Для Ларса Петера разъезды по дорогам составляли часть его жизни. Они давали ему и его семье кусок хлеба и утоляли его бродяжнические инстинкты. Длинная и широкая проезжая дорога, обсаженная по полям тополями и разветвлявшаяся на множество боковых узеньких проселков, ведущих к селениям и хуторам, — каких только возможностей не сулила она! Можно было по желанию свернуть в любую сторону или предоставить выбор случаю или прихоти Большого Кляуса. Всегда поджидало тебя что-то новое.

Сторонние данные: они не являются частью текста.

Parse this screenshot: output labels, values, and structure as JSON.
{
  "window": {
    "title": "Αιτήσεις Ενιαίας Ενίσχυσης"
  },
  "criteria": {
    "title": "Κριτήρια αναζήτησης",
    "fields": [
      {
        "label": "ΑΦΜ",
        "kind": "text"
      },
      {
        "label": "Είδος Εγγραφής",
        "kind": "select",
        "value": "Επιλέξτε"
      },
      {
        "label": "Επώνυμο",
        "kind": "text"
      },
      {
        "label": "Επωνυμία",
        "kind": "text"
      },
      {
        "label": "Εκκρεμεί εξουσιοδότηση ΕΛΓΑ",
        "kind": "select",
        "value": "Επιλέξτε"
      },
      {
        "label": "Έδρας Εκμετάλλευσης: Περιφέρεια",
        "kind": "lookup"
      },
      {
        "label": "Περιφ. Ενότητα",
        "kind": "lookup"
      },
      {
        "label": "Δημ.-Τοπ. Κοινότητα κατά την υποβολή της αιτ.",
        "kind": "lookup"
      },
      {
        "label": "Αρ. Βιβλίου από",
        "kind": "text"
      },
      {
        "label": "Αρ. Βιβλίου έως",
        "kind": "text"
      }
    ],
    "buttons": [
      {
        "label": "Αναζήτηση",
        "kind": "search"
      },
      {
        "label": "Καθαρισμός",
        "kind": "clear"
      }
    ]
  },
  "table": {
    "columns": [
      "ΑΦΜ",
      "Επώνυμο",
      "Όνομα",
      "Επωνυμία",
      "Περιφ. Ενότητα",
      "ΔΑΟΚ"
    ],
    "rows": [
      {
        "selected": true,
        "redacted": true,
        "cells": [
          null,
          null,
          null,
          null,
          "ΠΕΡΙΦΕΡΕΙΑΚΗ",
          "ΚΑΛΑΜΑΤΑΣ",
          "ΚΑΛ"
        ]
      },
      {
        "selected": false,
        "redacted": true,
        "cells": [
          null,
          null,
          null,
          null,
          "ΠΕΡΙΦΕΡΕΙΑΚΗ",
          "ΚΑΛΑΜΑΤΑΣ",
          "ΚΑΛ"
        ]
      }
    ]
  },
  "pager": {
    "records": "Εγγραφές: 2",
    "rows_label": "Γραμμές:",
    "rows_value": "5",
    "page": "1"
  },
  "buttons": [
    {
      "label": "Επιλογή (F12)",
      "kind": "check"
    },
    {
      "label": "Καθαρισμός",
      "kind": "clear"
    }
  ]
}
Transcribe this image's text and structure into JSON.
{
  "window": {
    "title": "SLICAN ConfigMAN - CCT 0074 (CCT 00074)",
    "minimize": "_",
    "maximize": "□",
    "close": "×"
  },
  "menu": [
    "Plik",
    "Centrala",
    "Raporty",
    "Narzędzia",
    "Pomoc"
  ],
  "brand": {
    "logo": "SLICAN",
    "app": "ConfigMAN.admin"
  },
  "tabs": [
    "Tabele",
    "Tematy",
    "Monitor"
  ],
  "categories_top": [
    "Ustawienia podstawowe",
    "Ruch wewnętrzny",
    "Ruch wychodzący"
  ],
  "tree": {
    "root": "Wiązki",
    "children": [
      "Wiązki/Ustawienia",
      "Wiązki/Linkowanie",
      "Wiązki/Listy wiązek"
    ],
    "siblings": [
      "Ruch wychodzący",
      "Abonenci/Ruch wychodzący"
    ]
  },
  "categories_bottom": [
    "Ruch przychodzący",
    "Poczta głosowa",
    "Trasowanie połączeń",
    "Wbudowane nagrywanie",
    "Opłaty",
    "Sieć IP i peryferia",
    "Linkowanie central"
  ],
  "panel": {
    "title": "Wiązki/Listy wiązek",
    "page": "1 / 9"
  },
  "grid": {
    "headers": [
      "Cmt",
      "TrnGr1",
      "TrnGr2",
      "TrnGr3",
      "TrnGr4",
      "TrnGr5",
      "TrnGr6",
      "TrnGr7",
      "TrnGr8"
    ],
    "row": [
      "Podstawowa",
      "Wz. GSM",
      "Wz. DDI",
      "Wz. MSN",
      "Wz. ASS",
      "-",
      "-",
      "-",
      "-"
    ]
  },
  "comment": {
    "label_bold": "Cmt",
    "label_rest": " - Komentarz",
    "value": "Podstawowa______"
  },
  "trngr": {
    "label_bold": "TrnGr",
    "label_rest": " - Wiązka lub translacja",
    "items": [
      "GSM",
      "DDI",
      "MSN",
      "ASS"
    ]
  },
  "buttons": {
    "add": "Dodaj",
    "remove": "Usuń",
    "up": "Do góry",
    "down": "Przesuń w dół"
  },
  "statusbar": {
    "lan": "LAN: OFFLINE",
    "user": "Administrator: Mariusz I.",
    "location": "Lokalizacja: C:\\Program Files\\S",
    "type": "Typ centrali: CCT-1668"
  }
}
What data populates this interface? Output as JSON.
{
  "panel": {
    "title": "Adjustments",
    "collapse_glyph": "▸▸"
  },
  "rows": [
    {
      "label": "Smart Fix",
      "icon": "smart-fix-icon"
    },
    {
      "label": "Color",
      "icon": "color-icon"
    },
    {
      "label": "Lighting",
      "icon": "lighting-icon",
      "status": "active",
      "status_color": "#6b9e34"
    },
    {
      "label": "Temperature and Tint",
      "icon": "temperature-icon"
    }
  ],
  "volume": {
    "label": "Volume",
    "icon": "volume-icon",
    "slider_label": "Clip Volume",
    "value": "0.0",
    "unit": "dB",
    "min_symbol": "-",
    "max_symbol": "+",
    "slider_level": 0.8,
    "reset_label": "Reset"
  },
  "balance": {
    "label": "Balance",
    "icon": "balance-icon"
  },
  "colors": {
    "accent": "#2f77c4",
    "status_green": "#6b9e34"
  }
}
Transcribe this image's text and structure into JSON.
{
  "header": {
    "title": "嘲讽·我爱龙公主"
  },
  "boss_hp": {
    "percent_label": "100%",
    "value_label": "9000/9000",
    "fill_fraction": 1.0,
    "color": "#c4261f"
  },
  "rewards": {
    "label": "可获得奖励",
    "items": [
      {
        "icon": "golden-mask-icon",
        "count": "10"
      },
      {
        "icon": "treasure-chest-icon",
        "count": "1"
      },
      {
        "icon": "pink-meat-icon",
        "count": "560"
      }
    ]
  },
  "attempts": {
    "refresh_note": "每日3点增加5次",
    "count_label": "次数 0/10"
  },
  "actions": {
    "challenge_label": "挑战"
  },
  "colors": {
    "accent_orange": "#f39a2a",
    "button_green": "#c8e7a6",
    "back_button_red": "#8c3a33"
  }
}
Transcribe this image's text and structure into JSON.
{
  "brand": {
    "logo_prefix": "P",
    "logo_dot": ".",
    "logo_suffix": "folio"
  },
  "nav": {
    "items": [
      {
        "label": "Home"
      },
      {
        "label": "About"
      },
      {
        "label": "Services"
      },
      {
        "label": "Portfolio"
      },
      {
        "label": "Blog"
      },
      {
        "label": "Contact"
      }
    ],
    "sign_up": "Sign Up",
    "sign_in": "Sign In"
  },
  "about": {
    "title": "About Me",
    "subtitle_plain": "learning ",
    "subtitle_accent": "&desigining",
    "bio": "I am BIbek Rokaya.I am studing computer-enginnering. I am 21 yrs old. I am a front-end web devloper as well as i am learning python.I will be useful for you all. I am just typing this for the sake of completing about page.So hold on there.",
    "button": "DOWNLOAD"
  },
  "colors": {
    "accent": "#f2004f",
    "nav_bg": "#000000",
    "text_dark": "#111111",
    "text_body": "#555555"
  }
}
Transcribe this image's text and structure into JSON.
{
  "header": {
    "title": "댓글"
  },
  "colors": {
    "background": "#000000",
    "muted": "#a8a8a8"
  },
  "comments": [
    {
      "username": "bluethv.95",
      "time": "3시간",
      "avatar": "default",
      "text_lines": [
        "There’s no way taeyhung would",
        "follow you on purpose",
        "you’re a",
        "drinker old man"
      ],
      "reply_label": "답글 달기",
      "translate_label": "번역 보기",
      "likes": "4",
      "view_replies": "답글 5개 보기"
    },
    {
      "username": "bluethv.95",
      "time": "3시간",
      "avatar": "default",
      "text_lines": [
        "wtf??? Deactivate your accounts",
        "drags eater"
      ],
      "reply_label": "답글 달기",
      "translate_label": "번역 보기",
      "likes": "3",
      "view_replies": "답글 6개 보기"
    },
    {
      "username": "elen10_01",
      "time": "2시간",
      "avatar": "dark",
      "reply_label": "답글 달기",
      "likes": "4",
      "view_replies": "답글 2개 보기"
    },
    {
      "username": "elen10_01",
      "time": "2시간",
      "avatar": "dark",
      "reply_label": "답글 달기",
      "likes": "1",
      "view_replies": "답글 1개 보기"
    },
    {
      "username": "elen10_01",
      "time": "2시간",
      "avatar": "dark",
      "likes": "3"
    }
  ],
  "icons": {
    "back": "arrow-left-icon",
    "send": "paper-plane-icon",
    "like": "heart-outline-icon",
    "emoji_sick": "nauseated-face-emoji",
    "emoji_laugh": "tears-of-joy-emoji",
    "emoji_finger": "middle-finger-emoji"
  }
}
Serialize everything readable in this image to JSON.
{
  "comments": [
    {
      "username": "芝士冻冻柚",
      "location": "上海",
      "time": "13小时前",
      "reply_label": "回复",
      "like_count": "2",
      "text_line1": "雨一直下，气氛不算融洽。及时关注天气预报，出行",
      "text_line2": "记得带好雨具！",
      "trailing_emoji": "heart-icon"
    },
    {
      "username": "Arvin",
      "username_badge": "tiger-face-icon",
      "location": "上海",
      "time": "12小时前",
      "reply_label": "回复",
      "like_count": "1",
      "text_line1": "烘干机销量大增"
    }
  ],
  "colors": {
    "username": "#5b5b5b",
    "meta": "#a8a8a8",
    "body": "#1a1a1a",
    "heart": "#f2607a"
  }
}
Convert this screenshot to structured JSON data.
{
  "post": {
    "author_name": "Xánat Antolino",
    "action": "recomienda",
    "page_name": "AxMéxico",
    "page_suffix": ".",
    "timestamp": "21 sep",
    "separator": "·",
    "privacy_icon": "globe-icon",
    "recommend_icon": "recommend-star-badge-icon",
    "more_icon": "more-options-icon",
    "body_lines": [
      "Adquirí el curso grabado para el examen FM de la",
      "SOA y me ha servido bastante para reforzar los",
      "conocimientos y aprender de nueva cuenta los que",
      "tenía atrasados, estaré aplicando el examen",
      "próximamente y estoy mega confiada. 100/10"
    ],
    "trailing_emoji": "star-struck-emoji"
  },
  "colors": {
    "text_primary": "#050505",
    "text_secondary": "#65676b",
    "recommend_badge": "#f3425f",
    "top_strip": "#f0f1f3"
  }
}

Но проезжая дорога была лишь видимым звеном бесконечной цепи. Если бы ехать все прямо вперед, никуда не сворачивая, то можно было бы забраться невесть в какую даль. Разумеется, Ларc Петер этого не делал, но уже одна мысль, что это возможно, давала ему некоторое удовлетворение.
На проезжей дороге попадались люди, подобные ему. Они без спроса влезали к нему в телегу, вытаскивали из кармана бутылочку, угощали его и о чем только не рассказывали! Эти люди бродили по всему свету; они только вчера переправились на этот берег из Швеции, через недельку могли очутиться, пожалуй, на южной границе, а затем в Германии. Они носили сапоги, подбитые гвоздями; там, где полагалось быть животу, у них была впадина, шея обмотана шарфом, а на красноватых руках напульсники. И всегда они были в прекрасном настроении. Большой Кляус пригляделся к ним и сам останавливался.
Не проезжал он и мимо бедно одетых женщин, школьников, рабочего люда. Коняга и Ларc Петер были согласны между собою насчет того, что всякого, кто хотел ехать, следует подвезти. Но Большой Кляус не останавливался возле хорошо одетых людей, — они ведь все равно не удостоили бы Живодера чести прокатиться с ним.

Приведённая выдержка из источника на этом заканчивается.